Yeah, leaving the traffic and winters of Chicago behind and moving to this hell-hole we call Colorado was a tough call. Besides, I set the example of leaving while on top, an example John Elway followed just a few short years later. I do have a great picture of Joel pouring a bottle of Yoo-Hoo over my head. My proudest moment from CFCL. Although fleecing a fellow owner always did create a warm, fuzzy feeling that's hard to duplicate.
You found out about the league and joined ultimately because of your friendship with the Copperfields. What do you recall about joining the league?
I'm surprised I didn't lose my job! All of a sudden, I was reading both the Trib and the Sun-times, plus USA Today, Baseball Weekly and Mazeroski's annual book. And doing it at work! I built a spreadsheet (and remember that this was in the days before Excel existed) that I used to help me evaluate league talent and helped established a value for every player in the league. I probably used the data that came from those spreadsheets as too much of an absolute and made some poor choices based on data that neatly fit into my expectations. Actually, since that's a lot of what I wound up doing professionally, it turned out to be pretty good training.
Any favorite memories from the six years you spent in the league?
I loved the draft every year! Doing the prep work and poring over every little bit of data you could find. Reading about this new prospect in the Reds organization named Barry Larkin and then not being able to get Dave to part with the minor league draft choice to get him. Getting Dave to trade Garry Mathews to me for next to nothing and then having him have a super year was a great start to making trades. I never understood why other owners would hang up on me when I would call to commiserate with them over a player that had been injured that day. I think my big heart was just misunderstood.
You were easily the most maniacal Cardinals fan in our league. Do you still cheer on the Redbirds?

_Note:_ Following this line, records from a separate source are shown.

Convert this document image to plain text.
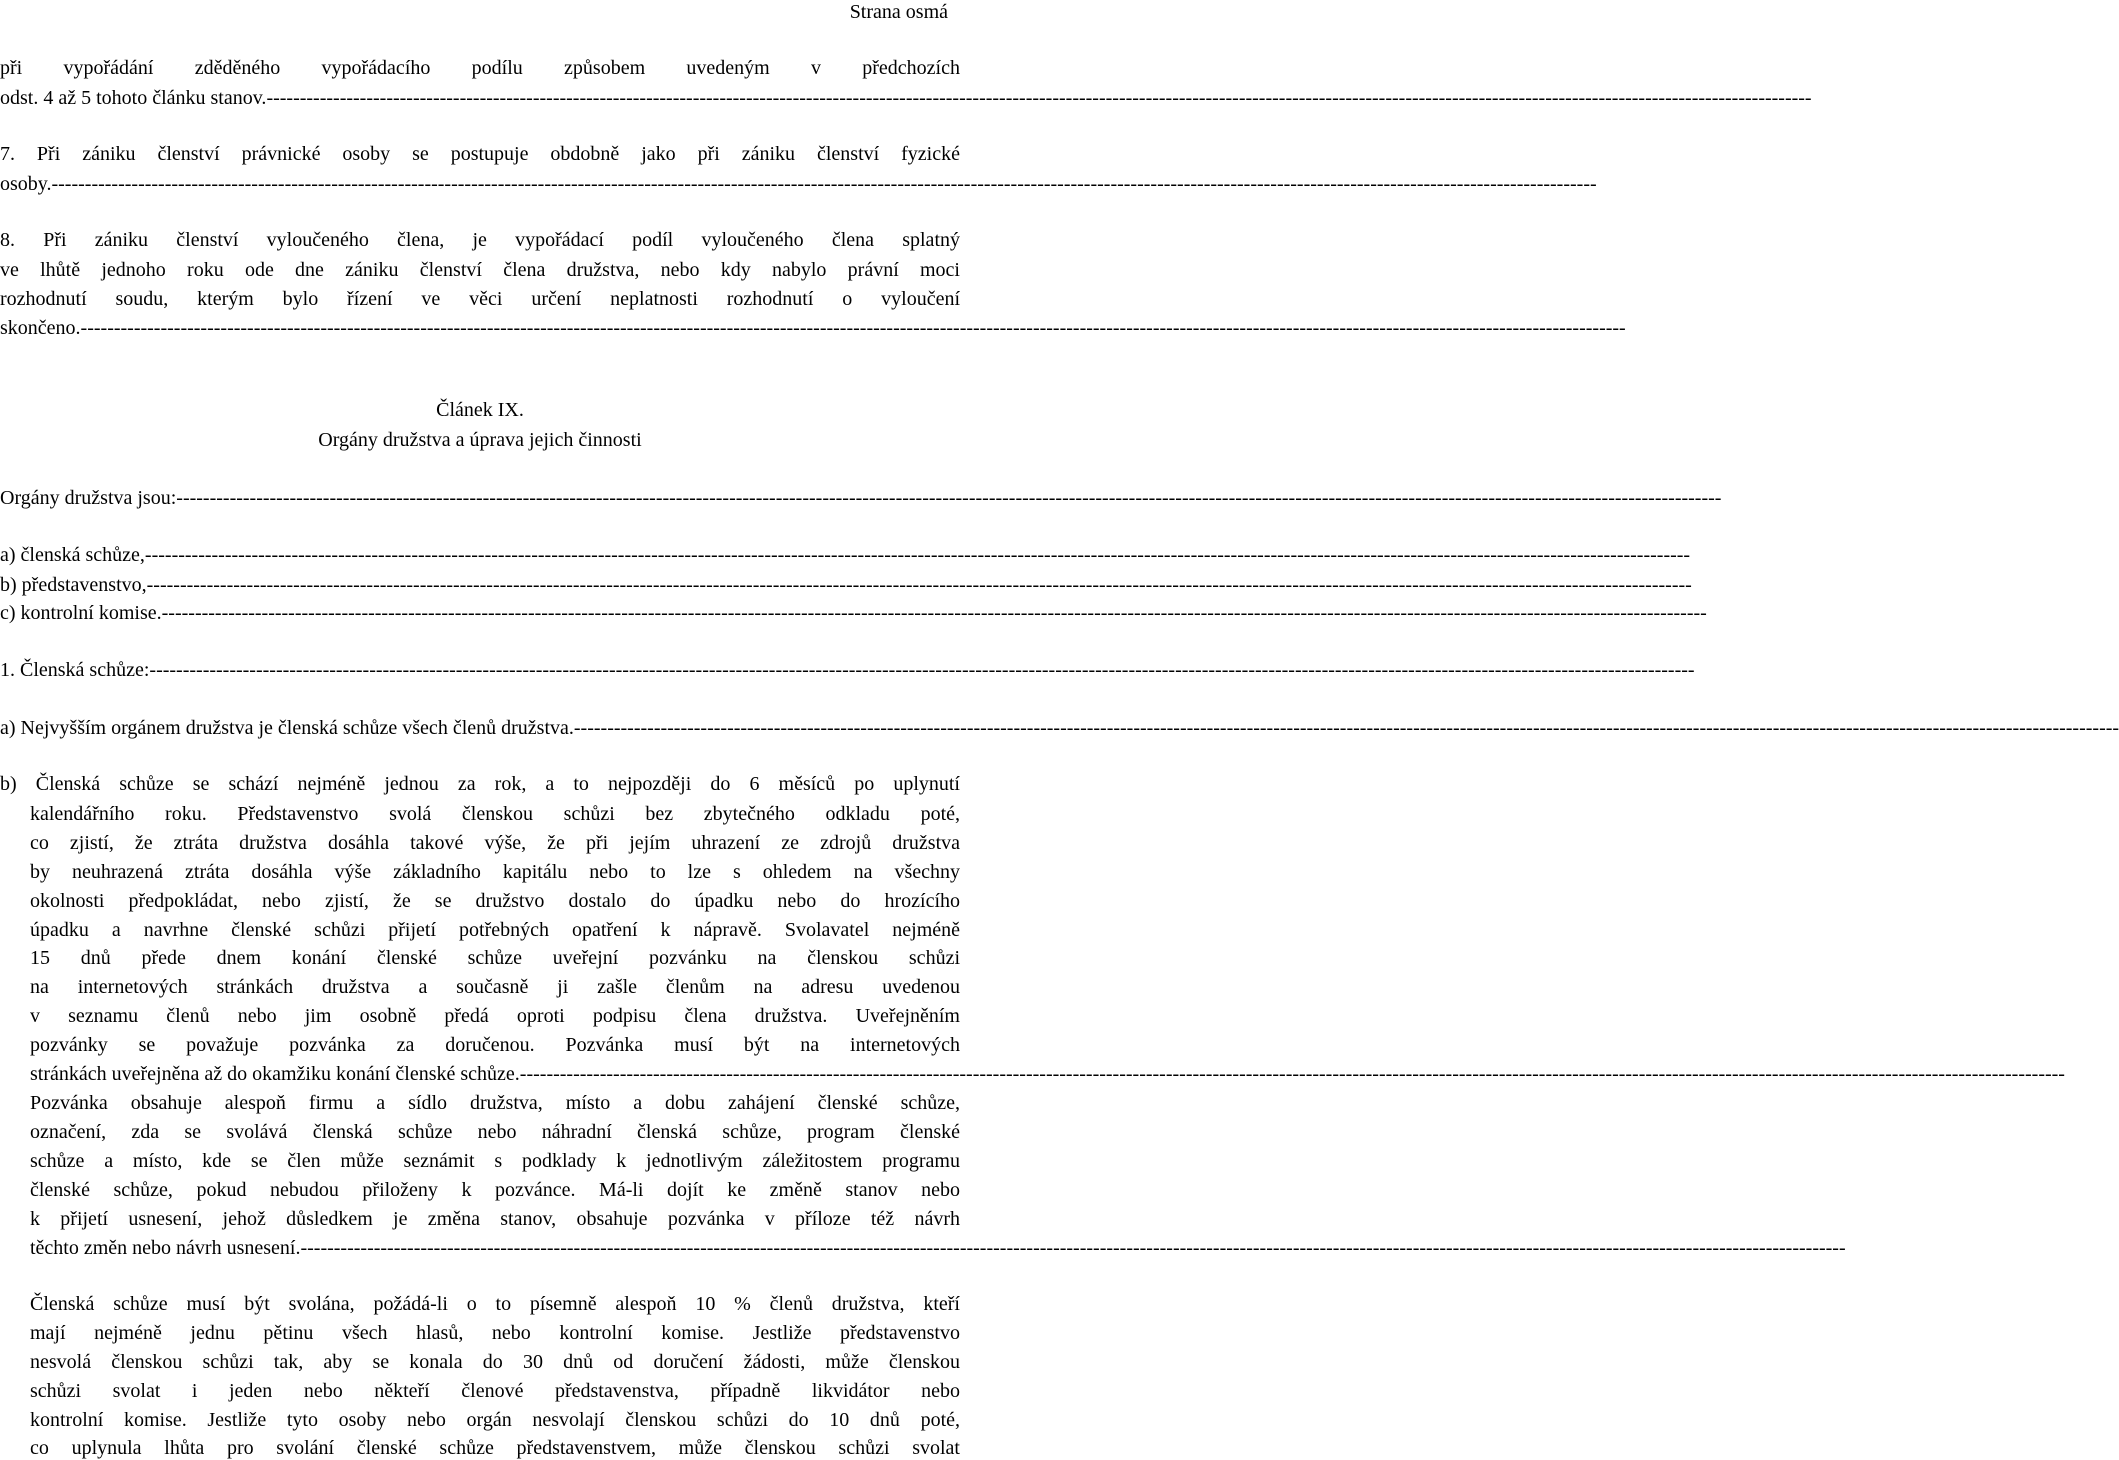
Strana osmá
při vypořádání zděděného vypořádacího podílu způsobem uvedeným v předchozích
odst. 4 až 5 tohoto článku stanov. ----------------------------------------------------------------------------------------------------------------------------------------------------------------------------------------------------------------------------------------
7. Při zániku členství právnické osoby se postupuje obdobně jako při zániku členství fyzické
osoby. ----------------------------------------------------------------------------------------------------------------------------------------------------------------------------------------------------------------------------------------
8. Při zániku členství vyloučeného člena, je vypořádací podíl vyloučeného člena splatný
ve lhůtě jednoho roku ode dne zániku členství člena družstva, nebo kdy nabylo právní moci
rozhodnutí soudu, kterým bylo řízení ve věci určení neplatnosti rozhodnutí o vyloučení
skončeno. ----------------------------------------------------------------------------------------------------------------------------------------------------------------------------------------------------------------------------------------
Článek IX.
Orgány družstva a úprava jejich činnosti
Orgány družstva jsou: ----------------------------------------------------------------------------------------------------------------------------------------------------------------------------------------------------------------------------------------
a) členská schůze, ----------------------------------------------------------------------------------------------------------------------------------------------------------------------------------------------------------------------------------------
b) představenstvo, ----------------------------------------------------------------------------------------------------------------------------------------------------------------------------------------------------------------------------------------
c) kontrolní komise. ----------------------------------------------------------------------------------------------------------------------------------------------------------------------------------------------------------------------------------------
1. Členská schůze: ----------------------------------------------------------------------------------------------------------------------------------------------------------------------------------------------------------------------------------------
a) Nejvyšším orgánem družstva je členská schůze všech členů družstva. ----------------------------------------------------------------------------------------------------------------------------------------------------------------------------------------------------------------------------------------
b) Členská schůze se schází nejméně jednou za rok, a to nejpozději do 6 měsíců po uplynutí
kalendářního roku. Představenstvo svolá členskou schůzi bez zbytečného odkladu poté,
co zjistí, že ztráta družstva dosáhla takové výše, že při jejím uhrazení ze zdrojů družstva
by neuhrazená ztráta dosáhla výše základního kapitálu nebo to lze s ohledem na všechny
okolnosti předpokládat, nebo zjistí, že se družstvo dostalo do úpadku nebo do hrozícího
úpadku a navrhne členské schůzi přijetí potřebných opatření k nápravě. Svolavatel nejméně
15 dnů přede dnem konání členské schůze uveřejní pozvánku na členskou schůzi
na internetových stránkách družstva a současně ji zašle členům na adresu uvedenou
v seznamu členů nebo jim osobně předá oproti podpisu člena družstva. Uveřejněním
pozvánky se považuje pozvánka za doručenou. Pozvánka musí být na internetových
stránkách uveřejněna až do okamžiku konání členské schůze. ----------------------------------------------------------------------------------------------------------------------------------------------------------------------------------------------------------------------------------------
Pozvánka obsahuje alespoň firmu a sídlo družstva, místo a dobu zahájení členské schůze,
označení, zda se svolává členská schůze nebo náhradní členská schůze, program členské
schůze a místo, kde se člen může seznámit s podklady k jednotlivým záležitostem programu
členské schůze, pokud nebudou přiloženy k pozvánce. Má-li dojít ke změně stanov nebo
k přijetí usnesení, jehož důsledkem je změna stanov, obsahuje pozvánka v příloze též návrh
těchto změn nebo návrh usnesení. ----------------------------------------------------------------------------------------------------------------------------------------------------------------------------------------------------------------------------------------
Členská schůze musí být svolána, požádá-li o to písemně alespoň 10 % členů družstva, kteří
mají nejméně jednu pětinu všech hlasů, nebo kontrolní komise. Jestliže představenstvo
nesvolá členskou schůzi tak, aby se konala do 30 dnů od doručení žádosti, může členskou
schůzi svolat i jeden nebo někteří členové představenstva, případně likvidátor nebo
kontrolní komise. Jestliže tyto osoby nebo orgán nesvolají členskou schůzi do 10 dnů poté,
co uplynula lhůta pro svolání členské schůze představenstvem, může členskou schůzi svolat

I really don't follow baseball much anymore. The Rockies are tough to root for because their pitching is always so suspect. The old days of the Blake Street Bombers (Galarraga, Bichette, Castillo and Walker) were a lot more fun to watch. They lost a lot of games 12-11, but getting the 11 runs was exciting. Since MLB went on strike the last time, that kind of did it for me. Until last year, I had not gone to a game nor watched a game on TV since the strike. Except watching the Cardinals in the World Series. I know you guys don't understand this feeling, but having YOUR team win the World Series is pretty cool.